NPO法人 日本アレルギー友の会

講演会レポート(2012年11月18日開催)

2012年12月 8日

 今回も晴天となり、大変多くのご来場者を迎えることができました。

第一部の講演は、アトピー性皮膚炎から始まり、順天堂大学浦安病院皮膚科特任教授の高森建二先生をお迎えしました。「アトピー性皮膚炎のかゆみをやっつけよう」という題で、この病気の辛いかゆみについて詳しくお話下さいました。

アトピー性皮膚炎の基本は乾燥肌であり、そこから痒みが誘発されるとのことでした。皮膚の乾燥からおこるかゆみの仕組みを図や写真で説明されました。皮膚の一番上にある角層というものの写真を、普通の肌と乾燥肌の両方を比べて見せてもらったのですが、違いが一目瞭然で、アトピー性皮膚炎の治療では保湿が重要と言われる理由が良くわかりました。

 次に喘息の講演では、おおとし内科クリニック院長大利隆行先生をお迎えしました。「吸入ステロイド薬の吸入指導」という題での御講演でした。
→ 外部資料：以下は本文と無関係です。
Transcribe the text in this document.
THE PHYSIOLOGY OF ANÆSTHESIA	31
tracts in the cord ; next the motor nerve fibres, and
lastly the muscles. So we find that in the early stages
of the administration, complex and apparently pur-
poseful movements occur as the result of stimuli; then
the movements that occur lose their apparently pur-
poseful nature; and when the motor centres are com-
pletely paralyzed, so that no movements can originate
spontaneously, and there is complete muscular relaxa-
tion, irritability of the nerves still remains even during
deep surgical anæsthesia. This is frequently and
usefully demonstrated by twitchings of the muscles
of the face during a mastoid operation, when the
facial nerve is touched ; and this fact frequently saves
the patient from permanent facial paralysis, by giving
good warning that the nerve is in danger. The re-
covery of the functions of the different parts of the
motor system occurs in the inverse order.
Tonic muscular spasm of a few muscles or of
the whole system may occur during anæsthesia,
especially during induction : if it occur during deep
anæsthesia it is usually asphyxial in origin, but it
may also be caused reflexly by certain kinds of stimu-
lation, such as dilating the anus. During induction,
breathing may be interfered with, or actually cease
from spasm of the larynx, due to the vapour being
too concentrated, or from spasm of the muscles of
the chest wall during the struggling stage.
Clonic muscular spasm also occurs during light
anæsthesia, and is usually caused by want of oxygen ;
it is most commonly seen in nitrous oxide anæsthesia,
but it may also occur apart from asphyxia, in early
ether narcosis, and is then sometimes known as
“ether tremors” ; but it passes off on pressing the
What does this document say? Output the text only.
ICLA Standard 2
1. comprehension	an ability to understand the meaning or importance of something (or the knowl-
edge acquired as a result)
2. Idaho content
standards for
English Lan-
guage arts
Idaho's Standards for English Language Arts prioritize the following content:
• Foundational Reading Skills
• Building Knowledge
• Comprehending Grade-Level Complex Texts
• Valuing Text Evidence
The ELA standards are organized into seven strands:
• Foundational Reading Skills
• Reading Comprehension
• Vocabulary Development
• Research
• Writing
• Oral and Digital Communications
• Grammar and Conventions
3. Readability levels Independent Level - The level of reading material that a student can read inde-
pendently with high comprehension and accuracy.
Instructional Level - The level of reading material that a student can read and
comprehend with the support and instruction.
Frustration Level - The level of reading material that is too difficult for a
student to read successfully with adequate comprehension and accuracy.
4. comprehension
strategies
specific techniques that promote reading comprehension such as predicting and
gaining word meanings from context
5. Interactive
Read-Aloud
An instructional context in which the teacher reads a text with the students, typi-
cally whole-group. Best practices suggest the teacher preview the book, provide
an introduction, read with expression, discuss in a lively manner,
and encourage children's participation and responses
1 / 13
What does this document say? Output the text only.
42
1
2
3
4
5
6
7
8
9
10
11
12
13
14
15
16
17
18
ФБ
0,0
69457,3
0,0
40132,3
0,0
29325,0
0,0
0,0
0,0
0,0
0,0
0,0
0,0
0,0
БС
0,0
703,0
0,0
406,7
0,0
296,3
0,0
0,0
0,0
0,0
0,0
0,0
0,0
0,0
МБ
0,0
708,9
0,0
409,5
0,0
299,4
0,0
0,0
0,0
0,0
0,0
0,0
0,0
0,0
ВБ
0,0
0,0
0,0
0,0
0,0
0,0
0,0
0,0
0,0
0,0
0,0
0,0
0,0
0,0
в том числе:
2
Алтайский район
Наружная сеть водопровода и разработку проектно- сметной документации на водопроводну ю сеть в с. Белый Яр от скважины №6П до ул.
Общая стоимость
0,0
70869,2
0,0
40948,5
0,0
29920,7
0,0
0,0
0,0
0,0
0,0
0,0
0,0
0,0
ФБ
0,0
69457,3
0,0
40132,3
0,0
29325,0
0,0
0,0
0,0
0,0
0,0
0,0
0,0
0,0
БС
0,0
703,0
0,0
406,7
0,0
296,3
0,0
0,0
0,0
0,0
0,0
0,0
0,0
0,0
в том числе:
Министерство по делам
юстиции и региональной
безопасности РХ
吸入方法を間違えていた患者さんの例を挙げられ、吸入方法の指導がいかに重要か、問題点などを含めお話下さいました。吸入補助器具の使い方や、薬の使い方の動画を見せて頂けたので、皆さんとても参考になったのではないでしょうか。私自身も吸入補助器具のことは知らなかったので、大変よい機会になりました。

講演会場風景.JPG

 

 

 

 

 

 

 

 

第一部の最後は常任顧問の先生方と当会スタッフによる実演が行われました。

喘息部門では、吸入薬の吸い方を、三人のベテラン患者が実演して見せてくれました。正しい吸入が出来ていないと症状も改善されないとの事でしたので注意が必要だと感じました。

 アトピー性皮膚炎では、正しい洗い方・塗り方をマスターしようという実践スキンケアが行われました。ベテラン患者の丸山さんが花王のキュレルの方に聞いた洗浄剤の選び方や洗い方、落とし方から拭き方を教えてくれました。

薬の塗り方は、当会常任顧問の江藤先生が、スタッフに保湿剤を1フィンガーチップユニットで塗る見本を実演して見せてくださいました。

nurikata3.JPG

 

 

 

 

 

 

 

喘息の吸入薬の吸い方や、ステロイド外用薬の塗り方を実際に見せてもらう機会はあまり無いのでとても参考になりました。  

第二部に移る前に少し時間がありましたので、会場後方にありました協賛会社のスキンケア用品のサンプルや冊子を見る時間もありました。

 キュレル配布.JPGのサムネール画像

 

 

 

 

 

 

 

第二部では講師の先生方と当会常任顧問の先生方を囲んでのQ&Aを行いました。

毎回たくさんの質問があり、講師の先生方が熱心に答えられています。自分以外の人の質問でも参考になる部分があるので、皆さん真剣に聞いていらっしゃいました。